Weaving a story of help and hope

Courtesy photo.
Courtesy photo.

Americans use 5 trillion plastic bags per year. Nearly 90 percent end up in landfills or the ocean. What’s more: It takes 1,000 years for a plastic bag to degrade in a landfill, and the bags don’t ever completely break down but instead become microplastics that absorb toxins and continue to pollute the environment.

Hope UMC in Blue Earth has found a way to put the bags to good use while doing their part to heed Jesus’ call to heal a broken world—one of the key gospel imperatives that the Minnesota Conference focuses on. Since this summer, they have been weaving plastic bags into sleeping mats for the homeless.

It started in June, when Hope UMC members Joni Jenkins and Florence Hacklander took a trip to the newly opened Midwest Mission distribution center in Jefferson, Iowa. They spent several days volunteering on a work team, and their project was using special looms to create the mats. They were intrigued and realized weaving the mats would be a great mission project for their church.

“They’re actually useful,” said Jenkins. “There’s absolutely no cost to this thing once you have the loom. And all the plastic that we get is used.”

The mats are about 40 inches wide and 70 inches long. They are lightweight, flexible, and provide a thermal barrier against dampness, grass, gravel, sand, and cold floors. They also repel bugs, which don’t like the plastic.

A mat that Joni Jenkins and Florence Hacklander made at the Midwest Mission distribution center in Jefferson, Iowa. 
A mat that Joni Jenkins and Florence Hacklander made at the Midwest Mission distribution center in Jefferson, Iowa.

Hope UMC gets its plastic bags from members and from a local grocery store that set up a collection bin. Here’s the process for using them to create a mat: The bags are flattened, folded, and cut into five-inch loops. People take the loops and tie them into sections with slip knots. Then the sections are weaved together on a large loom.

The looms are crafted by volunteer carpenters, and Midwest Mission gives them out for a $100 donation. A benefactor from Hope UMC supplied the funds for two looms for the church, and they have since been put to good use.

Hope UMC’s weaving group meets from 1 to 4 p.m. on the first and third Thursdays of the month. Its members have produced six mats since they began weaving in mid-July, and Jenkins said her hope is they make at least two each month going forward. Periodically, they will deliver the finished mats to Midwest Mission—which encourages groups to distribute the mats within their own community first if and when there is a need.

Get your local church weaving
Could you form a group in your local church to make the mats? Do you want a loom? Joni Jenkins says the best way to start is by spending a few days on a work crew at the Midwest Mission distribution center in Jefferson, Iowa, to learn how to do the weaving. You can then purchase a loom for a $100 donation and bring it back to your church to get started! Learn more

Hope UMC has 85 to 110 in worship on an average Sunday, and about a dozen people have participated in the weaving ministry to date. The opportunity has particularly been embraced by older women in the church, some of whom used to knit, sew, or crochet but no longer have the dexterity to do so. Joining the weaving ministry has given many participants a newfound sense of purpose.

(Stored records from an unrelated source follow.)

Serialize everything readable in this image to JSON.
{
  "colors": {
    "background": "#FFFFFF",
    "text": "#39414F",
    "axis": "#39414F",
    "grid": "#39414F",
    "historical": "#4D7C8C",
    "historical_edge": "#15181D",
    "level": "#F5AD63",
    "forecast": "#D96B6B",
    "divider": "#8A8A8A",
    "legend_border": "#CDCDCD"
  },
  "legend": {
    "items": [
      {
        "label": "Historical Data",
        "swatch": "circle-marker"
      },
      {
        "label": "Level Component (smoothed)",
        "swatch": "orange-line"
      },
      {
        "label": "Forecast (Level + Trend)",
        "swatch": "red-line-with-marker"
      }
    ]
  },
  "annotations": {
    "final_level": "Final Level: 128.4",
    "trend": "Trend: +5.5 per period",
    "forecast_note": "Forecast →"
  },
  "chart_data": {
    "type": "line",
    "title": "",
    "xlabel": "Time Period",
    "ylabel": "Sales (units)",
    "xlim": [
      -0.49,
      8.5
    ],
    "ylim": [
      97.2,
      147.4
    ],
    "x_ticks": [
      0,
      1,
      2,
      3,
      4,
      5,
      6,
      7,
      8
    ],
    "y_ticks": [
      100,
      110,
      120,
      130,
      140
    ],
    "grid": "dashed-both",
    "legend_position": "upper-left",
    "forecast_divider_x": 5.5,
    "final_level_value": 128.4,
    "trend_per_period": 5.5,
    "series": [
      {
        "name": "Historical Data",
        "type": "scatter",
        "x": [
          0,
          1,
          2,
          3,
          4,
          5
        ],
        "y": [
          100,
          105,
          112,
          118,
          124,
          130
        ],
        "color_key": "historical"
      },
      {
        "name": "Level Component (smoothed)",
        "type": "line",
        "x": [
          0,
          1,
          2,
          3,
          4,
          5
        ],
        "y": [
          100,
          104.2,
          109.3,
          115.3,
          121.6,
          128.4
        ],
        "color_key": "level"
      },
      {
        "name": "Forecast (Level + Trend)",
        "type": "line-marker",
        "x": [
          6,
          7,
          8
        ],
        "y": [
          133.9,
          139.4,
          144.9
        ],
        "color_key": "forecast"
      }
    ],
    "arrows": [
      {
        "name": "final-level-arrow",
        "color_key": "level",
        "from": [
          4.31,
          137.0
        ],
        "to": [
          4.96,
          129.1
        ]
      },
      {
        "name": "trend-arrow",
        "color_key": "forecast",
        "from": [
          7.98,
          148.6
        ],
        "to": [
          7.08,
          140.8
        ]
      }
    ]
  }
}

For example, the mother of a man in the congregation had a stroke several years ago that greatly affected her mobility. The man asked the weaving group to show him how to assemble the loops of the plastic bags into two-loop strips that are later woven in. They did, and he in turn taught his mother—who has joyfully taken on that task ever since. Her happiness and sense of self-worth have both improved because she has a valuable new way to spend her time.

Jenkins said the best part of making the mats is that anyone can do it—and it’s great for smaller churches because you only need one to four people to make each mat.

Her prayer for those receiving a mat: “I hope they know that they were made by a supportive, prayerful people, and it gives them some comfort.”

Hope UMC plans to give one of its two looms to a former church member who is now teaching in New Mexico, where needs are great and people are ready and willing to fill those needs.

Jenkins and others from the weaving group are also teaching members of a nearby Lutheran church to make the mats, and Hope UMC’s benefactor will also purchase a loom for them.

“It’s our hope that the mission spreads,” Jenkins said.

excerpt from a story by Christa Meland, director of communications, Minnesota Annual Conference

This story represents how United Methodist local churches through their Annual Conferences are living as Vital Congregations. A vital congregation is the body of Christ making and engaging disciples for the transformation of the world. Vital congregations are shaped by and witnessed through four focus areas: calling and shaping principled Christian leaders; creating and sustaining new places for new people; ministries with poor people and communities; and abundant health for all.